Comments and Suggestions for Authors

The revised version is better than the previous one. The reviewer has two concerns.

(1)In Table 1. "Pelvic MRI and F18-FDG PET/CT imaging details", the results of PET/CT only show the data of lymph nodes. It would be better if the data of TD could be added.

(2)In Figure 1 and 3, are the MRI sagittal images showing the tumor or the lymph nodes? Please label the lesions.

(3) In discussion part 4.1 and 4.2, most of the discussion is about the results of other people's research. It would be better if there could be more integration of the results of this study.

(4) As mentioned before, this study used MRI as a control, which may lead to some limitations in the conclusions of the study, which must be explained in the article.

Author Response

We thank reviewer 2 again for his or her useful comments.

The revised version is better than the previous one. The reviewer has two concerns.

  • In Table 1. "Pelvic MRI and F18-FDG PET/CT imaging details", the results of PET/CT only show the data of lymph nodes. It would be better if the data of TD could be added.

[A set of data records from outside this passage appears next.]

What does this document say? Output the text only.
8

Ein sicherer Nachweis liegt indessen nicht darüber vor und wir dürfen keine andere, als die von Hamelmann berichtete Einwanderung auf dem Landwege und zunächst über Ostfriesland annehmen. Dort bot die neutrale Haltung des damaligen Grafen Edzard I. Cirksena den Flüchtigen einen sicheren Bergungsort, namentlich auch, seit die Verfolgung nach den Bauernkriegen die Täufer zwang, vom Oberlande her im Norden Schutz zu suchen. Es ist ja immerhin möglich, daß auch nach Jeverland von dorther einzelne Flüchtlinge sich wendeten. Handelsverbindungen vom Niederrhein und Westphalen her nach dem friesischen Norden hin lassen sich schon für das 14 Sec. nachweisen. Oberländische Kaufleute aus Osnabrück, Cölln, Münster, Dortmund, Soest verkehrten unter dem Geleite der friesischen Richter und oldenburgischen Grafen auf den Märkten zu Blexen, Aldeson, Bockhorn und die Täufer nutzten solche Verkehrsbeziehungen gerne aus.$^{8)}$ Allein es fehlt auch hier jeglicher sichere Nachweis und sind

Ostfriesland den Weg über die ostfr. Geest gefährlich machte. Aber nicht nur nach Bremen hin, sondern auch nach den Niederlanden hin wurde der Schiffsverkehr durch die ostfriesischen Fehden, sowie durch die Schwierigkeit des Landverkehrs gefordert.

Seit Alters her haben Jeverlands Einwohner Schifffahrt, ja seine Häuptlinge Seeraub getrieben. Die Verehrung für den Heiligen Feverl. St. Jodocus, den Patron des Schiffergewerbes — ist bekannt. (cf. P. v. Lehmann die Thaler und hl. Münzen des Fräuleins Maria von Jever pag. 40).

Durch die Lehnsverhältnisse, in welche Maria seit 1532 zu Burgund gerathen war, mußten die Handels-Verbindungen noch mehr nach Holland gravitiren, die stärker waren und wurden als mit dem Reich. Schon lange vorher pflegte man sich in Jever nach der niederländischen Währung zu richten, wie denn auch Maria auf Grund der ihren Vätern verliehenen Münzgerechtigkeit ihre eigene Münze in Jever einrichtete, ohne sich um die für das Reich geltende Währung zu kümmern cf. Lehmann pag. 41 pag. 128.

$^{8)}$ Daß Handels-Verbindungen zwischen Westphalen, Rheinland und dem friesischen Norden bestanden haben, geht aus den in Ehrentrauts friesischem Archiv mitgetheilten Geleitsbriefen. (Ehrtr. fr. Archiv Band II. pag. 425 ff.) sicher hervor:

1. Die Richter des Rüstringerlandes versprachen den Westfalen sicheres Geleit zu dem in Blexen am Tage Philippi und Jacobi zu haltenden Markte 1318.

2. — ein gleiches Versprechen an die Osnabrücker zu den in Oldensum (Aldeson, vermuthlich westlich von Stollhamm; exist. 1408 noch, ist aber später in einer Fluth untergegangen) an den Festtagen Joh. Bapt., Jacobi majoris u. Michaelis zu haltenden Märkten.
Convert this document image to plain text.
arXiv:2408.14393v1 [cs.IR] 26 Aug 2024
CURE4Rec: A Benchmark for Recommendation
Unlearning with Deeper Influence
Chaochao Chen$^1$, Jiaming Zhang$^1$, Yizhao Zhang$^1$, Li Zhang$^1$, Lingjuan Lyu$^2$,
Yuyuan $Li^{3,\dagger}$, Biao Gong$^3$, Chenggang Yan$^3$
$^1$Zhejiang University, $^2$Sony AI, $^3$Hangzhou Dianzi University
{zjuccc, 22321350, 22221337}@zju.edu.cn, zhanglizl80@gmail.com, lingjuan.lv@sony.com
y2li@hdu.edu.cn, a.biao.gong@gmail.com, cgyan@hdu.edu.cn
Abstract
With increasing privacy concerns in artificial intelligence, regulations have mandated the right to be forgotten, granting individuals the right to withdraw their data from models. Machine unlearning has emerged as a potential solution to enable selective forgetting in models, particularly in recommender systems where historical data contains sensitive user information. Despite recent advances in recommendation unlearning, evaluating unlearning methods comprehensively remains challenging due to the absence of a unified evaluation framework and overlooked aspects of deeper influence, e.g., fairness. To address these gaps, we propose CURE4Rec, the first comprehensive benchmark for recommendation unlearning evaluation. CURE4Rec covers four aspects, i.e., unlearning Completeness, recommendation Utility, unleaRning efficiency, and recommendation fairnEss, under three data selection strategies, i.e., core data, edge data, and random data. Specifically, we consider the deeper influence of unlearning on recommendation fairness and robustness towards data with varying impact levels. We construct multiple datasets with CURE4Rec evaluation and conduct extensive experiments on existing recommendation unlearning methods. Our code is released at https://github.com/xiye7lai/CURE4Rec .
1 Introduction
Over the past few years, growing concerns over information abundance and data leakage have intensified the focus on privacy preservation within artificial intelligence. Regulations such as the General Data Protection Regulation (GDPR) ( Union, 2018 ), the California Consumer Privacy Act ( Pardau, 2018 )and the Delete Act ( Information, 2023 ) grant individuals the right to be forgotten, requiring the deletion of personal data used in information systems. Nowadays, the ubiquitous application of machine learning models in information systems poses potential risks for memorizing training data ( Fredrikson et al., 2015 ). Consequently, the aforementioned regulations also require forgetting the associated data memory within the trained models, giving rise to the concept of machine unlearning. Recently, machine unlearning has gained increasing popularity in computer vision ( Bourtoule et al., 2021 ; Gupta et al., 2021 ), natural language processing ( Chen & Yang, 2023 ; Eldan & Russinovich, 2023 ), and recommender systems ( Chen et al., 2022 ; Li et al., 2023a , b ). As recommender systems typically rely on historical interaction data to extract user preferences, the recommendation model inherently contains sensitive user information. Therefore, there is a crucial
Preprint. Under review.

We agree with this reviewer that obviously only lymph node data are shown. However, the TDs are incorporated in the N stage, i.e. N1c. F18-FDG PET/CT had only very limited impact on N staging, as stated in the results section and discussion.

(2) In Figure 1 and 3, are the MRI sagittal images showing the tumor or the lymph nodes? Please label the lesions.

Only the primary tumor is depicted in the sagittal images. This is added.

(3) In discussion part 4.1 and 4.2, most of the discussion is about the results of other people's research. It would be better if there could be more integration of the results of this study.

We agree with this reviewer that more integration is needed here. We have therefore added some relevant passages.  

(4) As mentioned before, this study used MRI as a control, which may lead to some limitations in the conclusions of the study, which must be explained in the article.

We agree with this reviewer that the lack of histopathological proof is a serious limitation and that MRI by no means can replace it. We have stressed this notion once more.